Two weeks ago, Royal Dutch and Shell Transport, which are separately listed in Amsterdam and London, announced they would merge to form a single company with a single management team under chief executive Jeroen van der Veer. Significantly, he is also a nonexecutive director at Unilever.
Though Unilever recently simplified its structure by creating a board of executives and non-executives, it still consists of two separate companies, each with an executive chairman, Cescau and Antony Burgmans.

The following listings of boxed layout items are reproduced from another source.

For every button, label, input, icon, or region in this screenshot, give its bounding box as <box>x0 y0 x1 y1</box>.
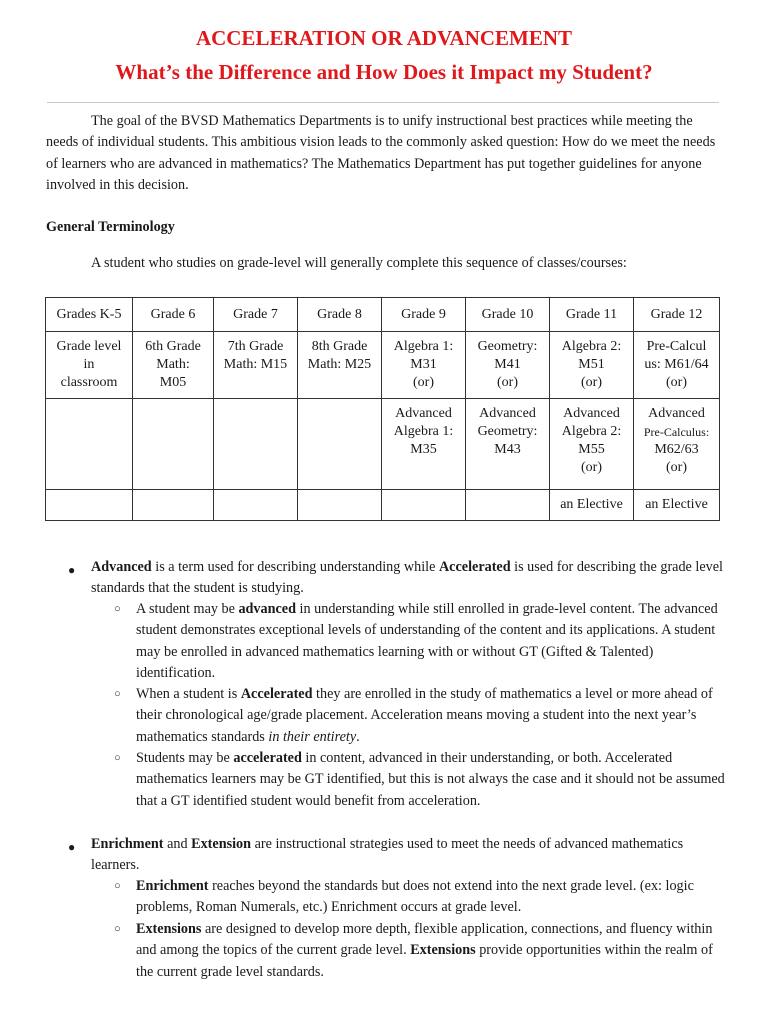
table-header-row <box>46 298 720 332</box>
table-cell <box>382 490 466 521</box>
intro-paragraph: The goal of the BVSD Mathematics Departments is to unify instructional best practices while meeting the needs of individual students. This ambitious vision leads to the commonly asked question: How do we meet the needs of learners who are advanced in mathematics? The Mathematics Department has put together guidelines for anyone involved in this decision. <box>46 113 716 194</box>
table-cell: 8th Grade Math: M25 <box>298 332 382 399</box>
sub-bullet-enrichment: Enrichment reaches beyond the standards but does not extend into the next grade level. (ex: logic problems, Roman Numerals, etc.) Enrichment occurs at grade level. <box>136 878 694 916</box>
bullet-icon: ● <box>68 840 76 854</box>
section-heading: General Terminology <box>46 219 175 235</box>
table-cell <box>133 490 214 521</box>
sub-bullet-extensions: Extensions are designed to develop more depth, flexible application, connections, and fluency within and among the topics of the current grade level. Extensions provide opportunities within the realm of the current grade level standards. <box>136 921 713 980</box>
sub-bullet-icon: ○ <box>114 603 121 615</box>
table-header-cell: Grade 11 <box>550 298 634 332</box>
table-cell <box>46 490 133 521</box>
table-cell: Grade level in classroom <box>46 332 133 399</box>
divider <box>47 102 719 103</box>
table-cell: an Elective <box>634 490 720 521</box>
table-header-cell: Grade 10 <box>466 298 550 332</box>
page-subtitle: What’s the Difference and How Does it Impact my Student? <box>115 60 653 84</box>
table-header-cell: Grade 9 <box>382 298 466 332</box>
table-cell: Algebra 2: M51 (or) <box>550 332 634 399</box>
page-title: ACCELERATION OR ADVANCEMENT <box>195 26 573 50</box>
table-row <box>46 399 720 490</box>
course-sequence-table <box>45 297 720 521</box>
table-cell: 7th Grade Math: M15 <box>214 332 298 399</box>
bullet-advanced-accelerated: Advanced is a term used for describing understanding while Accelerated is used for describing the grade level standards that the student is studying. <box>91 559 723 597</box>
sub-bullet-icon: ○ <box>114 752 121 764</box>
table-cell: Advanced Pre-Calculus: M62/63 (or) <box>634 399 720 490</box>
table-cell <box>133 399 214 490</box>
sub-bullet-accelerated: When a student is Accelerated they are enrolled in the study of mathematics a level or more ahead of their chronological age/grade placement. Acceleration means moving a student into the next year’s mathematics standards in their entirety. <box>136 686 713 745</box>
table-cell <box>298 490 382 521</box>
table-header-cell: Grade 7 <box>214 298 298 332</box>
sub-bullet-icon: ○ <box>114 688 121 700</box>
table-cell <box>214 399 298 490</box>
table-header-cell: Grade 6 <box>133 298 214 332</box>
table-cell: Geometry: M41 (or) <box>466 332 550 399</box>
table-cell: Pre-Calcul us: M61/64 (or) <box>634 332 720 399</box>
table-header-cell: Grade 12 <box>634 298 720 332</box>
table-row <box>46 490 720 521</box>
bullet-enrichment-extension: Enrichment and Extension are instructional strategies used to meet the needs of advanced mathematics learners. <box>91 836 684 874</box>
table-header-cell: Grades K-5 <box>46 298 133 332</box>
table-cell: Advanced Algebra 2: M55 (or) <box>550 399 634 490</box>
bullet-icon: ● <box>68 563 76 577</box>
sub-bullet-icon: ○ <box>114 880 121 892</box>
table-cell <box>466 490 550 521</box>
table-cell: Advanced Algebra 1: M35 <box>382 399 466 490</box>
table-cell: Algebra 1: M31 (or) <box>382 332 466 399</box>
table-cell <box>214 490 298 521</box>
table-row <box>46 332 720 399</box>
table-cell <box>298 399 382 490</box>
table-header-cell: Grade 8 <box>298 298 382 332</box>
sequence-intro: A student who studies on grade-level will generally complete this sequence of classes/courses: <box>91 255 627 271</box>
table-cell: an Elective <box>550 490 634 521</box>
sub-bullet-icon: ○ <box>114 923 121 935</box>
sub-bullet-advanced: A student may be advanced in understanding while still enrolled in grade-level content. The advanced student demonstrates exceptional levels of understanding of the content and its applications. A student may be enrolled in advanced mathematics learning with or without GT (Gifted & Talented) identification. <box>136 601 718 681</box>
sub-bullet-both: Students may be accelerated in content, advanced in their understanding, or both. Accelerated mathematics learners may be GT identified, but this is not always the case and it should not be assumed that a GT identified student would benefit from acceleration. <box>136 750 725 809</box>
table-cell: 6th Grade Math: M05 <box>133 332 214 399</box>
table-cell: Advanced Geometry: M43 <box>466 399 550 490</box>
table-cell <box>46 399 133 490</box>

The British operation is worth £14 billion and the Dutch arm is valued at £19 billion. While the merged group would be quoted in London, it is not clear whether the new headquarters would be in Britain or the Netherlands.
Unilever has not been criticised as fiercely as Shell for its cumbersome boardroom structure, but it has disappointed investors with a substantial period of underperformance.
And with the departure of Niall FitzGerald, the City heavyweight who has headed the company since 1996, the group, whose brands include Birds Eye, Domestos, Surf and Hellmann's, is seen as vulnerable to pressure for change. Shareholders are pushing for a simpler structure and less bureaucracy.
One major investor said: 'It's like the Civil Service. There are layers and layers of people all holding pointless meetings and making no decisions. Unilever has not had the problems of Shell, but let's hope it doesn't come to that before the company decides to change and speed up its decision making processes.'
Cescau has already warned investors that the company has strayed from FitzGerald's much-vaunted 'path to growth' strategy, which was supposed to refine the group's huge stable of brands and deliver consistently above-average earnings increases. Thirdquarter sales were down by 4% and profits slipped by 2%.
Senior insiders said that if the company did decide to merge its two operating arms, this was unlikely to take place until next year.
One of the problems identified by shareholders is that a new chairman is appointed while the incumbent is still in place.
The newcomer is unlikely to be able to make changes while the more senior man is still around. By the time the successor takes over, he has become too steeped in company culture to retain an appetite for change.